Yves l’admet : « On a peur. » Il tente l’ironie : « Cela fait drôle de se retrouver dans la situation de l’Afrique du Sud, avec ce racisme anti-Blanc très fort », qui s’exprime, selon lui, depuis deux semaines. Le retraité craint même que l’insurrection néo-calédonienne en cours ne marque les prémices d’une possible « opération d’envergure, en fonction de ce que fait le président Macron maintenant, avec d’autres fronts qui pourraient s’ouvrir à Tahiti, Paris, Marseille ou ailleurs » – une vision fantasmée d’une société française menacée de guerre civile et ethnique, loin de la réalité métropolitaine.

« Effet dissuasif »

Alain, ancien salarié de la Société Le Nickel, un pilier de l’économie de la Nouvelle-Calédonie, entreprise minière dont les fours menacent désormais de s’arrêter, craint l’effondrement. « Si les fours s’arrêtent, des milliers de gens vont perdre d’un coup leur emploi et des têtes brûlées vont passer à l’action. On a l’impression que Tein [Christian Tein, le chef de la cellule de coordination des actions de terrain (CCAT) indépendantiste] cherche à tout détruire. » Une voisine qui arrive sur les lieux après son travail en cette fin d’après-midi indique que « 4 700 salariés déjà ont perdu leur travail » sur ce territoire de 270 000 habitants.

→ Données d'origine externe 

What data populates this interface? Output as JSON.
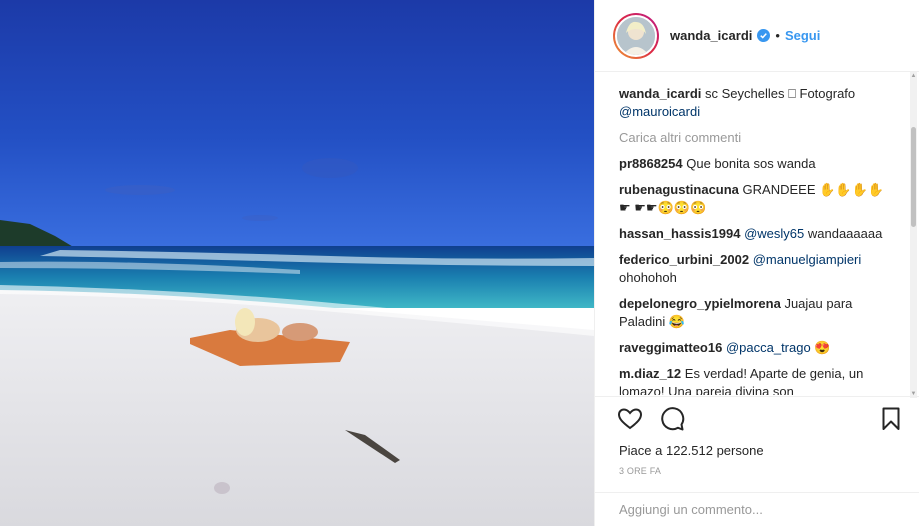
{
  "post": {
    "username": "wanda_icardi",
    "follow_label": "Segui",
    "separator": "•",
    "caption": {
      "username": "wanda_icardi",
      "text": "sc Seychelles ⎕ Fotografo",
      "mention": "@mauroicardi"
    },
    "load_more": "Carica altri commenti",
    "comments": [
      {
        "user": "pr8868254",
        "text": "Que bonita sos wanda",
        "mention": ""
      },
      {
        "user": "rubenagustinacuna",
        "text": "GRANDEEE ✋✋✋✋☛ ☛☛😳😳😳",
        "mention": ""
      },
      {
        "user": "hassan_hassis1994",
        "mention": "@wesly65",
        "text": "wandaaaaaa"
      },
      {
        "user": "federico_urbini_2002",
        "mention": "@manuelgiampieri",
        "text": "ohohohoh"
      },
      {
        "user": "depelonegro_ypielmorena",
        "text": "Juajau para Paladini 😂",
        "mention": ""
      },
      {
        "user": "raveggimatteo16",
        "mention": "@pacca_trago",
        "text": "😍"
      },
      {
        "user": "m.diaz_12",
        "text": "Es verdad! Aparte de genia, un lomazo! Una pareja divina son",
        "mention": ""
      }
    ],
    "likes_text": "Piace a 122.512 persone",
    "time_text": "3 ORE FA",
    "add_comment_placeholder": "Aggiungi un commento...",
    "icons": {
      "like": "heart-icon",
      "comment": "comment-icon",
      "save": "bookmark-icon",
      "verified": "verified-badge-icon"
    },
    "colors": {
      "link": "#3897f0",
      "mention": "#003569",
      "muted": "#999999",
      "verified": "#3897f0"
    }
  }
}
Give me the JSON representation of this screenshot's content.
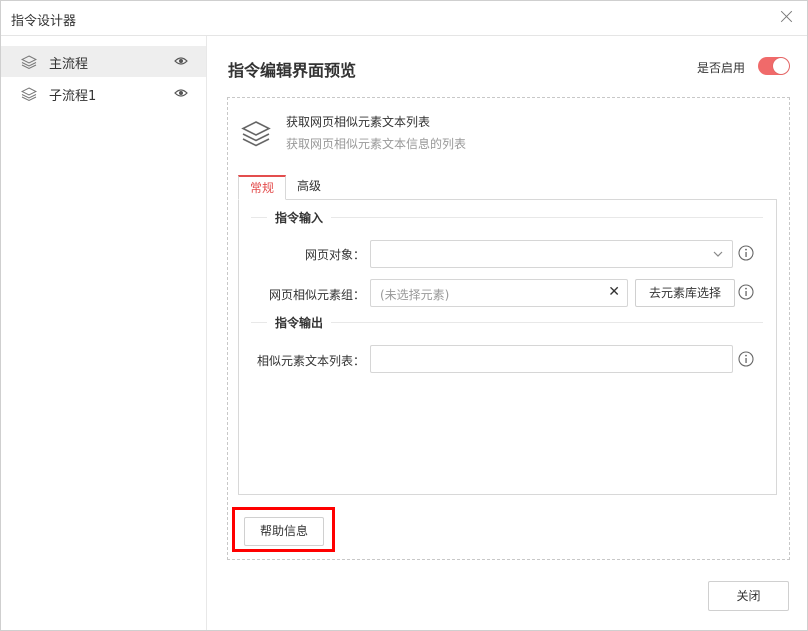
{
  "window": {
    "title": "指令设计器"
  },
  "sidebar": {
    "items": [
      {
        "label": "主流程",
        "active": true
      },
      {
        "label": "子流程1",
        "active": false
      }
    ]
  },
  "main": {
    "title": "指令编辑界面预览",
    "enable_label": "是否启用",
    "enabled": true,
    "command": {
      "name": "获取网页相似元素文本列表",
      "description": "获取网页相似元素文本信息的列表"
    },
    "tabs": [
      {
        "label": "常规",
        "active": true
      },
      {
        "label": "高级",
        "active": false
      }
    ],
    "input_section": {
      "title": "指令输入",
      "fields": [
        {
          "label": "网页对象：",
          "value": ""
        },
        {
          "label": "网页相似元素组：",
          "placeholder": "(未选择元素)",
          "button": "去元素库选择"
        }
      ]
    },
    "output_section": {
      "title": "指令输出",
      "fields": [
        {
          "label": "相似元素文本列表：",
          "value": ""
        }
      ]
    },
    "help_button": "帮助信息",
    "close_button": "关闭"
  },
  "colors": {
    "accent": "#e34d4d",
    "toggle_on": "#f06a6a",
    "highlight": "#ff0000"
  }
}
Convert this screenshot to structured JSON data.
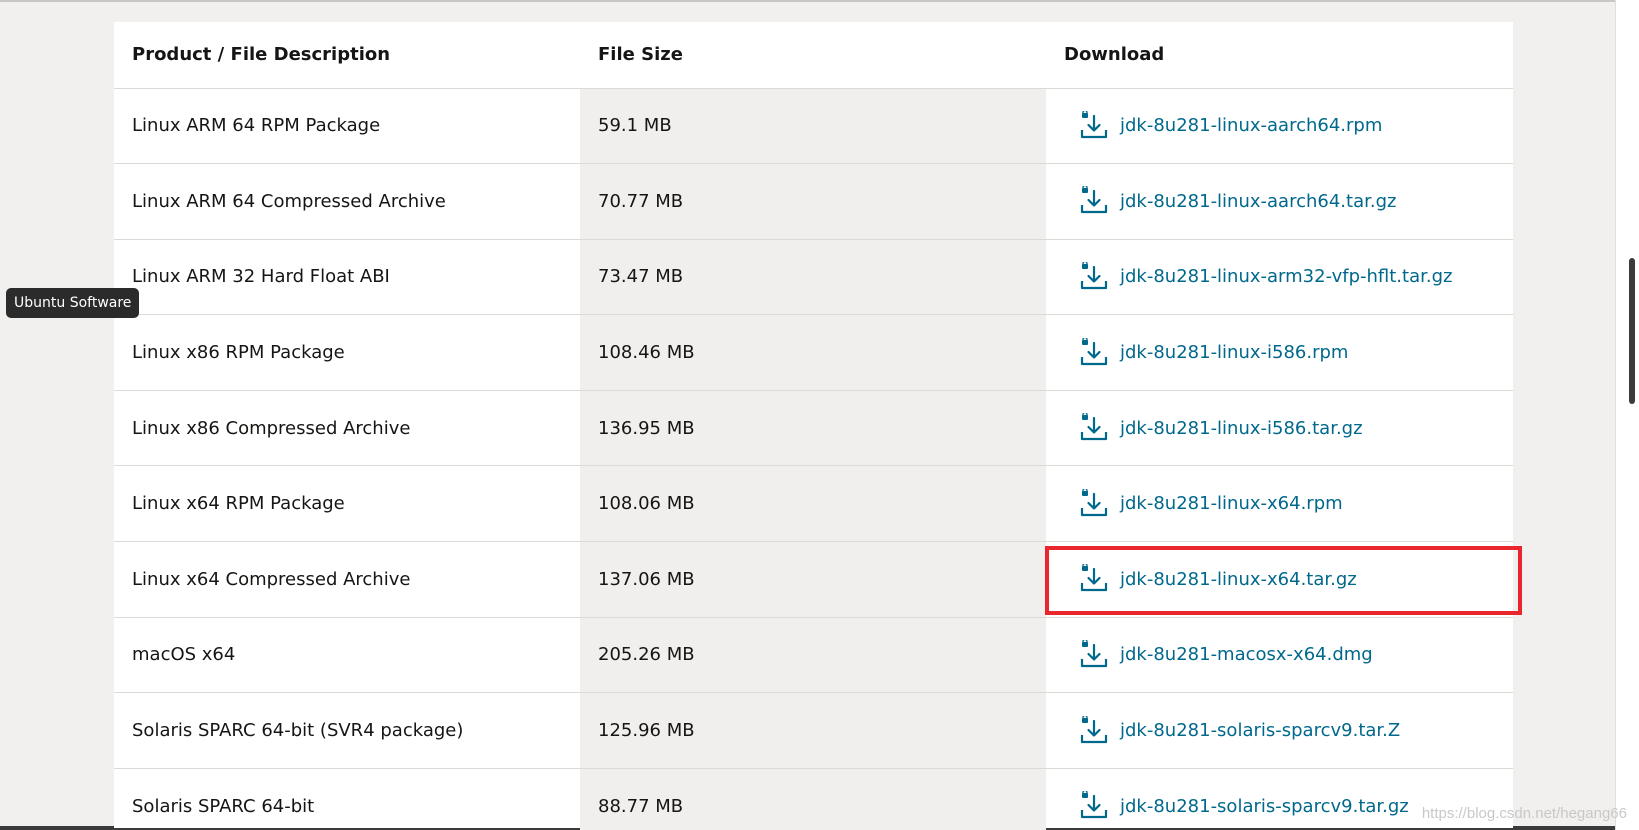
{
  "tooltip": "Ubuntu Software",
  "watermark": "https://blog.csdn.net/hegang66",
  "table": {
    "headers": [
      "Product / File Description",
      "File Size",
      "Download"
    ],
    "rows": [
      {
        "desc": "Linux ARM 64 RPM Package",
        "size": "59.1 MB",
        "file": "jdk-8u281-linux-aarch64.rpm"
      },
      {
        "desc": "Linux ARM 64 Compressed Archive",
        "size": "70.77 MB",
        "file": "jdk-8u281-linux-aarch64.tar.gz"
      },
      {
        "desc": "Linux ARM 32 Hard Float ABI",
        "size": "73.47 MB",
        "file": "jdk-8u281-linux-arm32-vfp-hflt.tar.gz"
      },
      {
        "desc": "Linux x86 RPM Package",
        "size": "108.46 MB",
        "file": "jdk-8u281-linux-i586.rpm"
      },
      {
        "desc": "Linux x86 Compressed Archive",
        "size": "136.95 MB",
        "file": "jdk-8u281-linux-i586.tar.gz"
      },
      {
        "desc": "Linux x64 RPM Package",
        "size": "108.06 MB",
        "file": "jdk-8u281-linux-x64.rpm"
      },
      {
        "desc": "Linux x64 Compressed Archive",
        "size": "137.06 MB",
        "file": "jdk-8u281-linux-x64.tar.gz"
      },
      {
        "desc": "macOS x64",
        "size": "205.26 MB",
        "file": "jdk-8u281-macosx-x64.dmg"
      },
      {
        "desc": "Solaris SPARC 64-bit (SVR4 package)",
        "size": "125.96 MB",
        "file": "jdk-8u281-solaris-sparcv9.tar.Z"
      },
      {
        "desc": "Solaris SPARC 64-bit",
        "size": "88.77 MB",
        "file": "jdk-8u281-solaris-sparcv9.tar.gz"
      }
    ]
  },
  "icons": {
    "download": "download-lock-icon"
  },
  "colors": {
    "link": "#00688c",
    "highlight": "#e8262c",
    "size_col_bg": "#f1efed"
  }
}
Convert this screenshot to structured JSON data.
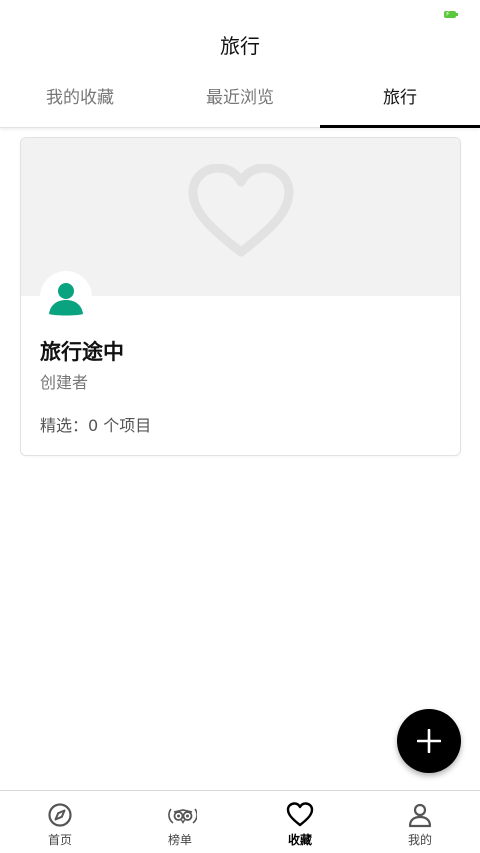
{
  "header": {
    "title": "旅行"
  },
  "tabs": [
    {
      "label": "我的收藏",
      "active": false
    },
    {
      "label": "最近浏览",
      "active": false
    },
    {
      "label": "旅行",
      "active": true
    }
  ],
  "trip_card": {
    "title": "旅行途中",
    "creator": "创建者",
    "meta": "精选：0 个项目",
    "cover_icon": "heart-icon",
    "avatar_icon": "person-icon"
  },
  "fab": {
    "icon": "plus-icon"
  },
  "bottom_nav": [
    {
      "label": "首页",
      "icon": "compass-icon",
      "active": false
    },
    {
      "label": "榜单",
      "icon": "owl-laurel-icon",
      "active": false
    },
    {
      "label": "收藏",
      "icon": "heart-icon",
      "active": true
    },
    {
      "label": "我的",
      "icon": "person-icon",
      "active": false
    }
  ],
  "colors": {
    "accent": "#000000",
    "avatar_green": "#0aa37f",
    "battery": "#5ac83b",
    "cover_bg": "#f2f2f2"
  }
}
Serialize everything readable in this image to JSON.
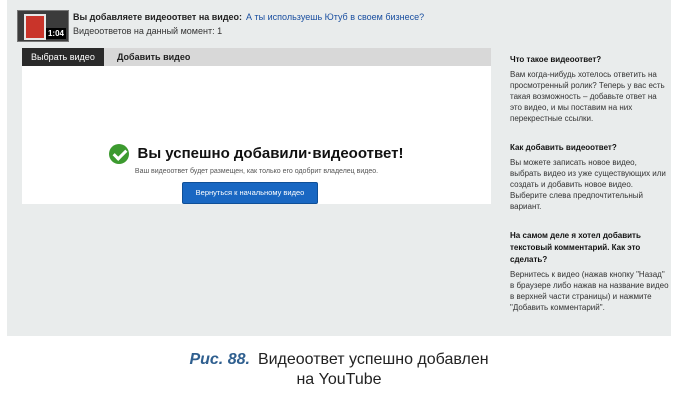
{
  "header": {
    "thumb_duration": "1:04",
    "title_prefix": "Вы добавляете видеоответ на видео:",
    "title_link": "А ты используешь Ютуб в своем бизнесе?",
    "responses_count": "Видеоответов на данный момент: 1"
  },
  "tabs": [
    {
      "label": "Выбрать видео"
    },
    {
      "label": "Добавить видео"
    }
  ],
  "success": {
    "title": "Вы успешно добавили·видеоответ!",
    "subtitle": "Ваш видеоответ будет размещен, как только его одобрит владелец видео.",
    "back_button": "Вернуться к начальному видео"
  },
  "sidebar": [
    {
      "heading": "Что такое видеоответ?",
      "text": "Вам когда-нибудь хотелось ответить на просмотренный ролик? Теперь у вас есть такая возможность – добавьте ответ на это видео, и мы поставим на них перекрестные ссылки."
    },
    {
      "heading": "Как добавить видеоответ?",
      "text": "Вы можете записать новое видео, выбрать видео из уже существующих или создать и добавить новое видео. Выберите слева предпочтительный вариант."
    },
    {
      "heading": "На самом деле я хотел добавить текстовый комментарий. Как это сделать?",
      "text": "Вернитесь к видео (нажав кнопку \"Назад\" в браузере либо нажав на название видео в верхней части страницы) и нажмите \"Добавить комментарий\"."
    }
  ],
  "caption": {
    "figure": "Рис. 88.",
    "line1": "Видеоответ успешно добавлен",
    "line2": "на YouTube"
  }
}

Quand l’explosion violente de la nuit du 13 mai s’est produite dans l’agglomération de Nouméa, Harold Martin, figure loyaliste, a appelé ses sympathisants à réagir vite. « J’invite alors tout le monde à faire des barrages, des barricades pour se protéger, assume-t-il. Il y a eu aussi un mouvement spontané des gens. Ils ont eu peur quand, la deuxième nuit, ils ont vu qu’étaient attaqués la zone commerciale de Ducos et le grand dock Normandie où sont stockés la moitié des médicaments de la Nouvelle-Calédonie. »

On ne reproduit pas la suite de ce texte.